Read more about the new subscription bundle here

‘A clean, unadulterated supply chain’: The Trade Desk on a year into its OpenPath direct deals with publishers:

  • It’s been a year since The Trade Desk started buying ads directly from some of the biggest publishers — a move it called OpenPath. And what a year it’s been. 
  • OpenPath is not only being used by some of the most recognizable brands in publishing, it’s also being used by some of the most visited ones too. 

Learn more about OpenPath’s first year of impact on the publishing industry here.

A year on, The Trade Desk’s Open Path is moving toward its goals, but challenges persist:

  • There are around 4,000 domains, including publishers, that are actively selling impressions to advertisers through OpenPath.
  • It’s not the sort of scale that would normally set pulses racing but OpenPath has no intention of achieving that scale.

Read more about why publishers are or are not considering OpenPath here.

Philanthropy-supported publishers are seeing an uptick in local, individual funders:

  • There is a continued trend of building philanthropic revenue streams for news publishers, both on the local and national scale. 
  • But a new and growing subset of the coalition is actually individual funders and local donors who are part of the Indiana community as well.

Learn more about publishers’ philanthropic revenue streams here.

What we’re reading

The Washington Post’s publisher is facing a conflict of interest: 

Last month, four WaPo execs met with the Republican National Committee Chair Ronna McDaniel to discuss the possibility of the publication hosting a Republican presidential debate, reported Semafor. After said meeting, Post publisher Fred Ryan took a second meeting with McDaniel to discuss the same topic, but from his role as the chairman of the board of the Ronald Reagan Presidential Library Foundation.

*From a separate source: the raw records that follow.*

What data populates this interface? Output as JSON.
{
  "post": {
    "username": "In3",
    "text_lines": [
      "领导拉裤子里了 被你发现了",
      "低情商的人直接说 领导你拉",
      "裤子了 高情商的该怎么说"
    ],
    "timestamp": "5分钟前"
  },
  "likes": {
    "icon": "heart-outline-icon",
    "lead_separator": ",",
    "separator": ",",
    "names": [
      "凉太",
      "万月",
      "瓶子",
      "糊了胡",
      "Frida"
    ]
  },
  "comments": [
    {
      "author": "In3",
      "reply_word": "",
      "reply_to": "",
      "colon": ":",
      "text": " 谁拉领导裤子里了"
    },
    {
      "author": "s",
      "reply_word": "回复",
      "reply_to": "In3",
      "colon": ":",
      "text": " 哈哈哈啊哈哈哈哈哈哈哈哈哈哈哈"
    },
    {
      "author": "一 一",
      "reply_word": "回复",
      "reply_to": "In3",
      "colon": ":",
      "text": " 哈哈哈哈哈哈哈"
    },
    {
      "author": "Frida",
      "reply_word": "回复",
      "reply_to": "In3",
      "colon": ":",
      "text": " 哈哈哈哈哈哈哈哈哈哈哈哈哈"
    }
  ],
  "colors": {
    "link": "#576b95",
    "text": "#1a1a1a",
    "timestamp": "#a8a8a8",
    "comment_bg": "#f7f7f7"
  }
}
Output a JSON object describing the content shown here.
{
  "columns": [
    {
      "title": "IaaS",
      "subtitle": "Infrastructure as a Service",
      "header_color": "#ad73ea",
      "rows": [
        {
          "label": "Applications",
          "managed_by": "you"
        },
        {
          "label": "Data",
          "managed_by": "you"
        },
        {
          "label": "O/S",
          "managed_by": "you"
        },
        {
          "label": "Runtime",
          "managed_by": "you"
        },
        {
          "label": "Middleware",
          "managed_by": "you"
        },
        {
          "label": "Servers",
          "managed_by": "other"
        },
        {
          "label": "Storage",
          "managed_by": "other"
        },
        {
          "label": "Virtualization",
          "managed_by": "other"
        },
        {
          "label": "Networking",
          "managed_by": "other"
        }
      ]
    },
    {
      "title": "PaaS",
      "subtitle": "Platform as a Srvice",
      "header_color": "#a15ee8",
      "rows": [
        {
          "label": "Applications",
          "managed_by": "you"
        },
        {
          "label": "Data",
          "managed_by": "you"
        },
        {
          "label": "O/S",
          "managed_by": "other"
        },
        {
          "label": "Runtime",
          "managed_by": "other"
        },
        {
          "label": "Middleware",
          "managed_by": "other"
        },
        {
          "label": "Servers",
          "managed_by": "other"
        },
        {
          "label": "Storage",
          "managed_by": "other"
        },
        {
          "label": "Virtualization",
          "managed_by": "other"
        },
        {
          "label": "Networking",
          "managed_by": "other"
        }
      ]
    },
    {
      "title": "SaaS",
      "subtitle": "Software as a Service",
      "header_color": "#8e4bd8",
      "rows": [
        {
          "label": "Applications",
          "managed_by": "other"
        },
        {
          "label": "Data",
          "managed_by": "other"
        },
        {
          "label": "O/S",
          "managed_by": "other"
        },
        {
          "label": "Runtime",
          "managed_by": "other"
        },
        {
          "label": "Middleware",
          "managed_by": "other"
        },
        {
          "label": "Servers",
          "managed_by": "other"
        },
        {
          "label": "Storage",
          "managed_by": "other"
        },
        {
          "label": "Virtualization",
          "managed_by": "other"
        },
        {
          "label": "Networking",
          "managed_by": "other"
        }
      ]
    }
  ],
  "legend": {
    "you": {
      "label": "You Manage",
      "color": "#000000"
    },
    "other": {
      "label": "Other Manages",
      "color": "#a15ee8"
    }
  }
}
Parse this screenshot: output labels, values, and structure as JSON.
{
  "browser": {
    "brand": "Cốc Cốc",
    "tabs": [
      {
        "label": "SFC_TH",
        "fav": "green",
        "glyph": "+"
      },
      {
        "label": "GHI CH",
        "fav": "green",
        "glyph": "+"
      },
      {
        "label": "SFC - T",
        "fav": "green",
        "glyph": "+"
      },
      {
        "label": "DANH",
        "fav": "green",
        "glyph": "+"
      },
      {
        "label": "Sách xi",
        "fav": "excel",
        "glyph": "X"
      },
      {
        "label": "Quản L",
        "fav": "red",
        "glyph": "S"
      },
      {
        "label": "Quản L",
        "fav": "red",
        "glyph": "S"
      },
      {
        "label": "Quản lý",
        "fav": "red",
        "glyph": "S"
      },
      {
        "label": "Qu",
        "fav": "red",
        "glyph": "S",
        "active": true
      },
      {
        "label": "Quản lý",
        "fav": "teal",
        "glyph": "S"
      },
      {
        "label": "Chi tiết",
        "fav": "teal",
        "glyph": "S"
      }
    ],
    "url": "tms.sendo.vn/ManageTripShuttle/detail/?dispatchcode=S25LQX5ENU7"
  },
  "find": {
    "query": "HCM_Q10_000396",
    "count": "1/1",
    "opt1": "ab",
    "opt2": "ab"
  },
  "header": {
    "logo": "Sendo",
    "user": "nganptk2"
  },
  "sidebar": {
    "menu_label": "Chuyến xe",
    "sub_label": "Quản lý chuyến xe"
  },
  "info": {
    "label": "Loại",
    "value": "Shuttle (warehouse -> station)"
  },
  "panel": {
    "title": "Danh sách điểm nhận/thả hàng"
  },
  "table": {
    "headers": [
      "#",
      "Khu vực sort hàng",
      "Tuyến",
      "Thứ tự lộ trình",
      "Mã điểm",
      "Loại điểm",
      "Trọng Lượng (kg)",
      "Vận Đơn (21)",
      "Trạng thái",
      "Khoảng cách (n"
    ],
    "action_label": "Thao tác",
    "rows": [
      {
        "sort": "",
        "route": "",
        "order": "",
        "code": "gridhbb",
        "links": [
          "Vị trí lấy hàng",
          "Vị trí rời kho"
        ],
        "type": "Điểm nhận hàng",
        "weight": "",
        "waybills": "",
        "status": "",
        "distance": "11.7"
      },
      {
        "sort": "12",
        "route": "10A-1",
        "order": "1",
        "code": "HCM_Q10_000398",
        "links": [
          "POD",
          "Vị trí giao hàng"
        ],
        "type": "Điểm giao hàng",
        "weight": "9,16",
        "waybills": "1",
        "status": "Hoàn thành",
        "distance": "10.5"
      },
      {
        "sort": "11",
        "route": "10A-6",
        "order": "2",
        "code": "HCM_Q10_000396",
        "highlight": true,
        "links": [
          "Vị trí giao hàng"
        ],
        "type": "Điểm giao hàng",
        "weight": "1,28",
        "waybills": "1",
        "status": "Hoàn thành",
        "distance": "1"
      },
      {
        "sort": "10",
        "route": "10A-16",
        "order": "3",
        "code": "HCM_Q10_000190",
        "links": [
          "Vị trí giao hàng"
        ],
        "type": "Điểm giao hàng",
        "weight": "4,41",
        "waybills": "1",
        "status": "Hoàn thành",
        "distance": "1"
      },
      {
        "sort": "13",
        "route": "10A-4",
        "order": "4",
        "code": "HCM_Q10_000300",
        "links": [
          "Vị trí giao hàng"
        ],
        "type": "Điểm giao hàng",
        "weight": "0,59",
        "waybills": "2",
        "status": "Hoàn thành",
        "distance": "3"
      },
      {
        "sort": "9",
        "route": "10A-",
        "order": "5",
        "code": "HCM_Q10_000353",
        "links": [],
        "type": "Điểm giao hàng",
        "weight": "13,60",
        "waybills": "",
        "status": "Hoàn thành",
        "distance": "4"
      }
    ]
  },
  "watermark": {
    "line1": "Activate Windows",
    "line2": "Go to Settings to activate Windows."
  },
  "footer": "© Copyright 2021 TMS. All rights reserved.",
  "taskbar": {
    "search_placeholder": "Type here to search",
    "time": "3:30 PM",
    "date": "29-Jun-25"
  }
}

Google and Microsoft will be hearing from publishers if AI chatbots keep scraping their content: 

Search engine operators Google and Microsoft are going to be worsening the fight with media companies and their new AI chatbots are to blame, according to Insider. Publishers’ content is turning up in the chatbots’ responses without the permission of the publishers and now they want to figure out a way to be compensated for the use of their content. 

Graydon Carter wants to return to print: 

The former Vanity Fair editor Graydon Carter is planning to expand his digital, subscription-based magazine Air Mail into print as well as launch new editorial verticals, according to Axios. 

Women journalists are still facing rampant harassment due to their work: 

New research from Reach and Women in Journalism found that in a survey of more than 400 women journalists in the U.K., three-quarters said they have felt either threatened or unsafe in their work, while one-fifth of those journalists have considered leaving the media industry altogether, the Press Gazette reported.